Tim Berners-Lee calls crypto dangerous and compares it to gambling

SNEAK PEEK

  • Tim Berners-Lee, the inventor of the World Wide Web, has strongly criticized virtual currency.
  • He referred to cryptocurrency as “dangerous” and compared it to gambling.
  • According to him, digital currencies are only beneficial for remittances if they are instantaneously transformed into fiat currency upon receipt.

A few veteran financial marketers and inventors have critiqued the crypto market. Recently, World Wide Web inventor Tim Berners-Lee has heavily criticized virtual currency, calling it “dangerous” and making comparisons to gambling.

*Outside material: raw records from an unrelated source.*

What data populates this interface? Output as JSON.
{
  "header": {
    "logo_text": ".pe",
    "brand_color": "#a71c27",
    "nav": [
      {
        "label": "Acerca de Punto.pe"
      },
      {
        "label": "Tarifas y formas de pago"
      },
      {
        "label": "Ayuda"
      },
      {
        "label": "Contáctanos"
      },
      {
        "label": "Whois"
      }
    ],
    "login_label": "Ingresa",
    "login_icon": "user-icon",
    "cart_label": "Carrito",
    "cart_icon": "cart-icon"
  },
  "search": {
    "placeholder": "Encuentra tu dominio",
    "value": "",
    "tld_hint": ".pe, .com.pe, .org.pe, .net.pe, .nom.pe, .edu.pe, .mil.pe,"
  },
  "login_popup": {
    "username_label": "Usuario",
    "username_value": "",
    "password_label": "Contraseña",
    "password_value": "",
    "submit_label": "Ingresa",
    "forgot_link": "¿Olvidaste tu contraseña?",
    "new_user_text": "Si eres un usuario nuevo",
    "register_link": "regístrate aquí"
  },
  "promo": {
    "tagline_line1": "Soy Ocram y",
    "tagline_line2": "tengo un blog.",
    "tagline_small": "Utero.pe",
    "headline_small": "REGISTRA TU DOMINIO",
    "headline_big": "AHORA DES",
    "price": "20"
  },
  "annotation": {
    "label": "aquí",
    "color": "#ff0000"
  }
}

Time Berners made his most recent remarks in an episode of CNBC’s “Beyond The Valley” podcast that broadcast last Friday. Tim Berners asserted that virtual currencies are now only “speculative” when referring to the future of the Web. Intriguingly, he compared them to the dot-com bubble, in which internet companies were valued exorbitantly despite having no solid foundational businesses.

Even so, Berners-Lee added that digital currencies are now only useful for remittances if they are instantly converted into fiat currency upon receipt.

In 1989, a British computer scientist created the World Wide Web. Berners-Lee, on the other hand, has been disappointed by how his original concept for the web has progressed. 

Berners-Lee, together with John Bruce, is trying to restructure the internet in the future via his startup Inrupt, with the goal of providing individuals more control over their own personal information. 

Both showed up on CNBC’s “Beyond the Valley” to talk about the internet’s future.

Berners-Lee contends that the internet’s future is “Web 3.0,” as opposed to Web3. Web 3.0 is his own proposal for restructuring the internet.

“It’s not blockchain,” said Berners-Lee, implying that the innovation is too slow as well as insecure.